DTW. Deutsche tierärztliche Wochenschrift 08/2006; 113(7):251-5. · 0.41 Impact Factor
[Show abstract][Hide abstract] ABSTRACT: Bovine viral diarrhoea (BVD) control/eradication programmes based on the test and removal of persistently infected cattle without use of vaccination were first introduced by the Scandinavian countries in the early 1990s. Within the last 10 years the programmes have proven to be very successful and have served as a blueprint for several other European regions. However, in areas with high cattle densities, intense animal trade and high BVD prevalence this control approach is risky, because there is a high probability that herds, which have been cleared of persistently infected (PI) animals and have become partly or fully susceptible to reintroduction of the virus, will come in contact with a BVD virus (BVDV) infected animal.
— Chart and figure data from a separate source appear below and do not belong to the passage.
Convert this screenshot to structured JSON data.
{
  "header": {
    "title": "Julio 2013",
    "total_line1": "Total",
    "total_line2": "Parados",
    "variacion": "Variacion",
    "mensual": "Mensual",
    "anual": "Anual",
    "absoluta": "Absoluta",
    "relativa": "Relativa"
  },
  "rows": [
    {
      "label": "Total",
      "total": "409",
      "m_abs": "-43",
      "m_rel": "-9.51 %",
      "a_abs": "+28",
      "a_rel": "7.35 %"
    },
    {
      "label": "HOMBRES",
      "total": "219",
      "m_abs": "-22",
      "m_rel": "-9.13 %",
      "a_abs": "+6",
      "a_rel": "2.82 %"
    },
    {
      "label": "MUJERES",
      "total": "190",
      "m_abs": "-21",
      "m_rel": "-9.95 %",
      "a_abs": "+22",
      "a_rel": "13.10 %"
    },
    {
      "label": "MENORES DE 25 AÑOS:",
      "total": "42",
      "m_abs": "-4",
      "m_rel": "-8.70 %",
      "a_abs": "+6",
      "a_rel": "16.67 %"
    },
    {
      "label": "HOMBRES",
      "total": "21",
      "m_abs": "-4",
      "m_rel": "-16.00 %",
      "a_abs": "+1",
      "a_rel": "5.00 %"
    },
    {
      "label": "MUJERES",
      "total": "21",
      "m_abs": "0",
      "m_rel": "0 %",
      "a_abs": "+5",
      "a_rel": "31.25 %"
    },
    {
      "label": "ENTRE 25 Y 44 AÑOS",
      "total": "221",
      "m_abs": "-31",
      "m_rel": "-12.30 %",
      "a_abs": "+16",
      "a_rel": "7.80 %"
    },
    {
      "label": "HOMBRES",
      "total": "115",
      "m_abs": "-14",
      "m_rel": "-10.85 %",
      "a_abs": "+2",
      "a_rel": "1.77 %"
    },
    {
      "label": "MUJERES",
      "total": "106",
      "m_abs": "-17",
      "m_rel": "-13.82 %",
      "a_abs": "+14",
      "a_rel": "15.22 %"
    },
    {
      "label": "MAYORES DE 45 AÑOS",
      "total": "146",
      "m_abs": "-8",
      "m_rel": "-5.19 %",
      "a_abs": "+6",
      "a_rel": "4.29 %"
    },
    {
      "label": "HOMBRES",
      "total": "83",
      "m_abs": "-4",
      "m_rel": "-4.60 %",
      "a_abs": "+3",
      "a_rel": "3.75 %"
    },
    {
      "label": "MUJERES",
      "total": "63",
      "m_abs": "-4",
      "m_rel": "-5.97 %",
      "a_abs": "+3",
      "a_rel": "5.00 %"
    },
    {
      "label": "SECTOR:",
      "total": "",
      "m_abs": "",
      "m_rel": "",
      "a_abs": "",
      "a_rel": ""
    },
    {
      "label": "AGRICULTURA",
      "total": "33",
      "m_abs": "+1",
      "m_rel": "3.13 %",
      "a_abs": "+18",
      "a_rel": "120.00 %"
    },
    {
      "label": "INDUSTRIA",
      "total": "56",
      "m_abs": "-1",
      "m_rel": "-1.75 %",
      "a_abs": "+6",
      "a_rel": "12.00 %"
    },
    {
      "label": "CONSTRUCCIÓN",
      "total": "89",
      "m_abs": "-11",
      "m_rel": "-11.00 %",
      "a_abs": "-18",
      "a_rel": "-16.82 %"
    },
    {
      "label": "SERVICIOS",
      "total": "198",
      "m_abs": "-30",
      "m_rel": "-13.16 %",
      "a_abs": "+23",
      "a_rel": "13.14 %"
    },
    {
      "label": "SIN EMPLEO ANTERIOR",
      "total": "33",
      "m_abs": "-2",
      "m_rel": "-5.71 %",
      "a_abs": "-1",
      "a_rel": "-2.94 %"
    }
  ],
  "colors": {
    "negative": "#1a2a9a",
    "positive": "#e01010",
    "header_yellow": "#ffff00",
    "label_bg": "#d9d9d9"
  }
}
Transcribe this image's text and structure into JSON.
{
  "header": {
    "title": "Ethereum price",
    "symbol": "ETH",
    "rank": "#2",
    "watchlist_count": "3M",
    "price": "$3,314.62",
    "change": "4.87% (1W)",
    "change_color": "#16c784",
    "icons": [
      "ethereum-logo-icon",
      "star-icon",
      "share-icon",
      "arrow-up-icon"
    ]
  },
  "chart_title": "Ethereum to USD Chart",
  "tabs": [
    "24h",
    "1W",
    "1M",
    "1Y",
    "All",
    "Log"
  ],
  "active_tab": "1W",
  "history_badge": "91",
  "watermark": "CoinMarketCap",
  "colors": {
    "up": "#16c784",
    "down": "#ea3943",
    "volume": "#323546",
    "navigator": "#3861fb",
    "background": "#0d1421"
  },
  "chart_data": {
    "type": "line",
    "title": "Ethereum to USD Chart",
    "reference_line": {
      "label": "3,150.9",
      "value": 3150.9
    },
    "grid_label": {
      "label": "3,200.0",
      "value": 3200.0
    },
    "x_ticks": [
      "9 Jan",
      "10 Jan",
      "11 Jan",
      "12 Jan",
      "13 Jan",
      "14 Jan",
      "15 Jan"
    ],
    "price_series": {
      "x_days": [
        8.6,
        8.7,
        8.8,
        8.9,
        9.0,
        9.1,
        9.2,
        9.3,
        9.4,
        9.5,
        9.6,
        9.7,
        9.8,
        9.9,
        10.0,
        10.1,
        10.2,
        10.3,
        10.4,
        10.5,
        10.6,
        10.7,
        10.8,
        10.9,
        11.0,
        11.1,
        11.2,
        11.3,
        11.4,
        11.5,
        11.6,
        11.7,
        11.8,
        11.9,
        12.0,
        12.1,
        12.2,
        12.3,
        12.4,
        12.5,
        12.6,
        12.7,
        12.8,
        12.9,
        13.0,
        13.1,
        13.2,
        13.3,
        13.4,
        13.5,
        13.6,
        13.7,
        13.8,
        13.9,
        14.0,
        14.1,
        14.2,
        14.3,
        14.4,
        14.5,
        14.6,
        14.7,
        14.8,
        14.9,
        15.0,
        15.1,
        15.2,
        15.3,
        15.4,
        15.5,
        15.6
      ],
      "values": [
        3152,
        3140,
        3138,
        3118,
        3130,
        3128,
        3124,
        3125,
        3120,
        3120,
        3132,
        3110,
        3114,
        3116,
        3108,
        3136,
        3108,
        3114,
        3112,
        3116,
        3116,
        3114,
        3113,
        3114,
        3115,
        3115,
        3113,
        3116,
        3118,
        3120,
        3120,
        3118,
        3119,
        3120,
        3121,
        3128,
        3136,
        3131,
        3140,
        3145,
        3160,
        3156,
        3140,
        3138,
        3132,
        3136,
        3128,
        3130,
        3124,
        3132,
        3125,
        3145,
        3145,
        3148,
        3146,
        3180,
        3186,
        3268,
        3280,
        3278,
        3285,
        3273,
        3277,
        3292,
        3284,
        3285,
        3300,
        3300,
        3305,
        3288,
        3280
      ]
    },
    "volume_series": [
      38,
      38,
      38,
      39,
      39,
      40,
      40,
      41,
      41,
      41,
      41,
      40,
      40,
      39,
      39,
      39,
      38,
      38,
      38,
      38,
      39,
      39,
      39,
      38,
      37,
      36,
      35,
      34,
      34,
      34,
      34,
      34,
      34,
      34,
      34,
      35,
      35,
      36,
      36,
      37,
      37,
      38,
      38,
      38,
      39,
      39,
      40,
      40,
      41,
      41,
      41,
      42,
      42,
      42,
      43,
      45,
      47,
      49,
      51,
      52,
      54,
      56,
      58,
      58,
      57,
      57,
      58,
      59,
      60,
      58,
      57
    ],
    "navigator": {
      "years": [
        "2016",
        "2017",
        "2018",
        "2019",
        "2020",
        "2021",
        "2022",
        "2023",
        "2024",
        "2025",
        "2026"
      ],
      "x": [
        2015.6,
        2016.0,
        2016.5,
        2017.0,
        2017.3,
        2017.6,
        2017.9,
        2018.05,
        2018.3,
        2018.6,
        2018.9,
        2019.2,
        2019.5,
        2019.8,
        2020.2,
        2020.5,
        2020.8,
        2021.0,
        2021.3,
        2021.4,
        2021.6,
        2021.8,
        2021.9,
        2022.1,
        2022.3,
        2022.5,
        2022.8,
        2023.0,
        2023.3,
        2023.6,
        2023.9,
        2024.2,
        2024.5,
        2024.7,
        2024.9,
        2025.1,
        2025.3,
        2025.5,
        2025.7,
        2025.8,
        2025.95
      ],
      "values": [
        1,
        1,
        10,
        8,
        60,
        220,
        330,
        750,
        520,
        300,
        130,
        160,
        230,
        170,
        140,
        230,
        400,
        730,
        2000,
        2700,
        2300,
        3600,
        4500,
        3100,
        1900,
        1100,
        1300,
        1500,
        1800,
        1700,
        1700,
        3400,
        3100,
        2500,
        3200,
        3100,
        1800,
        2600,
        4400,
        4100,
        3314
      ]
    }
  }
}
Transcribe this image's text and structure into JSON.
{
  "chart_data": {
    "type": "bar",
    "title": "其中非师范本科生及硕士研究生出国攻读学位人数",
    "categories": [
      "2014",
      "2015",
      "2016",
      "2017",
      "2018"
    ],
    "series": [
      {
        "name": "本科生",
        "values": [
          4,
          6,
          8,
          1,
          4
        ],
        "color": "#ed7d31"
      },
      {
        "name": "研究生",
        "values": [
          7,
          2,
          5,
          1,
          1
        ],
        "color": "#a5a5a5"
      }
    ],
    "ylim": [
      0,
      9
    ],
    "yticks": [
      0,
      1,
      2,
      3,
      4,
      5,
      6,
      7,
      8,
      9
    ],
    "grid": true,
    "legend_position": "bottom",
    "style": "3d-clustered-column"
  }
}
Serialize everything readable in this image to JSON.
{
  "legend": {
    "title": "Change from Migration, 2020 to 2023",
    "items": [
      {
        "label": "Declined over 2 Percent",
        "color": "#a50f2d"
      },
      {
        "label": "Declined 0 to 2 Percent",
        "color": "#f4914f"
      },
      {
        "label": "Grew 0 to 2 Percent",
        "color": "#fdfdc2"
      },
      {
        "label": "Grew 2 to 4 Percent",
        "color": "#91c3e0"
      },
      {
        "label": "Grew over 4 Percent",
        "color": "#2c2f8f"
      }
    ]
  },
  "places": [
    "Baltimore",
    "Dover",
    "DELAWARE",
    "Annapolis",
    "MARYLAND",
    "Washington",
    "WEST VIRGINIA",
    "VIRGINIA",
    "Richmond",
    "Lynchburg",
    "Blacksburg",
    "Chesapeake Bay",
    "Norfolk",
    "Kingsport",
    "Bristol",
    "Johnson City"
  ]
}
A combination of the test and removal strategy with subsequent systematic vaccination of cattle could overcome this problem. The goals of vaccination in such a programme is protection against reintroduction of BVDV into herds free from PI cattle and foetal protection of pregnant animals accidentally exposed to the virus. Two-step vaccination is based on the use of inactivated BVDV-1 vaccine for priming followed by a live attenuated vaccine booster 4 weeks later. The immune response elicited by such a vaccination scheme has proven to be long lasting and foetal infection after challenge with BVDV-1 and BVDV-2 was prevented in pregnant animals 5 months after vaccination. These findings suggest that the implementation of a two-step vaccination in the initial phase of control programmes in addition to test and removal of PI animals in areas with high cattle densities and endemic BVD is practical and efficacious.